I’ve been moving my domains to Cloudflare, and after initially having problems getting Cloudflare to work with a non-SSL website, it was time to move a website that has SSL using Let’s Encrypt. Should be OK this time I thought… just let Cloudflare’s edge servers handle the SSL. Nope, it broke again!
Read on to find out why, and how to fix it!
Cloudflare SSL is great
I remain really impressed that Cloudflare give you SSL out of the box, so even if you don’t have a free SSL certificate from the likes of Let’s Encrypt, you can just set SSL up via your control panel. You can also use your own custom certificates if you have some.
I use Let’s Encrypt
Like many website owners, I use Let’s Encrypt for SSL. Let’s Encrypt is a free, automated, and open certificate authority brought to you by the nonprofit Internet Security Research Group (ISRG). Knowing that SSL is enabled by default in Cloudflare, I migrated my domain over and expected that it would continue to “just work”. My understanding was that visitors would hit Cloudflare’s edge server SSL, and then Cloudflare would hit my website’s SSL.

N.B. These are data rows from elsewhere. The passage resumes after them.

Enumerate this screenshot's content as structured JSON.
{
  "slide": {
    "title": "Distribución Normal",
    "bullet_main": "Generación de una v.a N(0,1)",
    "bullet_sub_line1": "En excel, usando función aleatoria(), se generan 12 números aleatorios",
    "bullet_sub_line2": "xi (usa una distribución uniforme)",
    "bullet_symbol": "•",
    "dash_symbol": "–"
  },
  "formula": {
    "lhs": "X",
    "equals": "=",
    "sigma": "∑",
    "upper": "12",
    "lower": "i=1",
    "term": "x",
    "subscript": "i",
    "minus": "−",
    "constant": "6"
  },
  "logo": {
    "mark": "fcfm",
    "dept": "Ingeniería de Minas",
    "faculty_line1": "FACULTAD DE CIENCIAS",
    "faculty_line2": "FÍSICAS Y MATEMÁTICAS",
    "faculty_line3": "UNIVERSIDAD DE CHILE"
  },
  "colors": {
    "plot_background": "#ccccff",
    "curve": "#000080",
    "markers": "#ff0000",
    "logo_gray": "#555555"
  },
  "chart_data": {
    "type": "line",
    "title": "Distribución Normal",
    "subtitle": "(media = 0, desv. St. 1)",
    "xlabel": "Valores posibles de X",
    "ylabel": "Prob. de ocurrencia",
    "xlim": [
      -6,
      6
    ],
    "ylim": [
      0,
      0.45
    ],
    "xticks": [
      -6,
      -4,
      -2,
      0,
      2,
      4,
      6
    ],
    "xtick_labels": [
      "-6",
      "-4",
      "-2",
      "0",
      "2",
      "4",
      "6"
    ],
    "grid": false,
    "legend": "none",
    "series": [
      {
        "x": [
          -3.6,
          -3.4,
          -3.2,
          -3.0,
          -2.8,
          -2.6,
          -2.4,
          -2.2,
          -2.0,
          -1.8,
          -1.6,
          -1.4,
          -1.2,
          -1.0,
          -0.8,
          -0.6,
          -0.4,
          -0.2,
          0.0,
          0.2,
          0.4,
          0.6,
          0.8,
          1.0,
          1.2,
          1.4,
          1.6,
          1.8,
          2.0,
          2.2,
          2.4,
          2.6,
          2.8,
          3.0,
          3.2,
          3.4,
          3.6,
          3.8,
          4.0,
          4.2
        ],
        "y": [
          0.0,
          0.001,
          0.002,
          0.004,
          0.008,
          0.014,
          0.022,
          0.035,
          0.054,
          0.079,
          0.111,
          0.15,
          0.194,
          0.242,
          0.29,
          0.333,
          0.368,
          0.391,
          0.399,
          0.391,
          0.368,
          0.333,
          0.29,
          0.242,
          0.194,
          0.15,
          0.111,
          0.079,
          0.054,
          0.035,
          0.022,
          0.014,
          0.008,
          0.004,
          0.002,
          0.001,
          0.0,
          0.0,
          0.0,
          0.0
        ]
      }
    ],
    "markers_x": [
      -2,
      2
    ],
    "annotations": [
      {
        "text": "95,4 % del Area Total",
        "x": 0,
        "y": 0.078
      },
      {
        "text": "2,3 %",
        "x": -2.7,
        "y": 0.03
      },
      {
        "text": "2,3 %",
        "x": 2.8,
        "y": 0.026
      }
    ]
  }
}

ERR_TOO_MANY_REDIRECTS again
Immediately I started to get the ERR_TOO_MANY_REDIRECTS error, just as when I had tried to set up a non-SSL website on Cloudflare. I had used the default “Flexible” SSL option, which I presumed would be suitable for end-to-end SSL for a website using its own SSL certificate.
Use “Full” encryption mode
Long story short… after a bit of messing around I realised that it is necessary to use “Full” encryption mode or greater if you have your own SSL certificate such as one from Let’s Encrypt:
Full
Enable encryption end-to-end. Use this mode when your origin server supports SSL certification but does not use a valid, publicly trusted certificate.
To be honest I could have probably come for Full (Strict) or Strict (SSL-Only Origin Pull) encryption modes, but without fully understanding the difference I was happy to have got my website working again!
Conclusion
Cloudflare’s “Flexible” SSL option that is enabled by default when you set up a website will not work if you use Let’s Encrypt for your website’s SSL. You must use “Full” encryption mode or greater. Let me know if you use Full (Strict) or Strict (SSL-Only Origin Pull) encryption mode!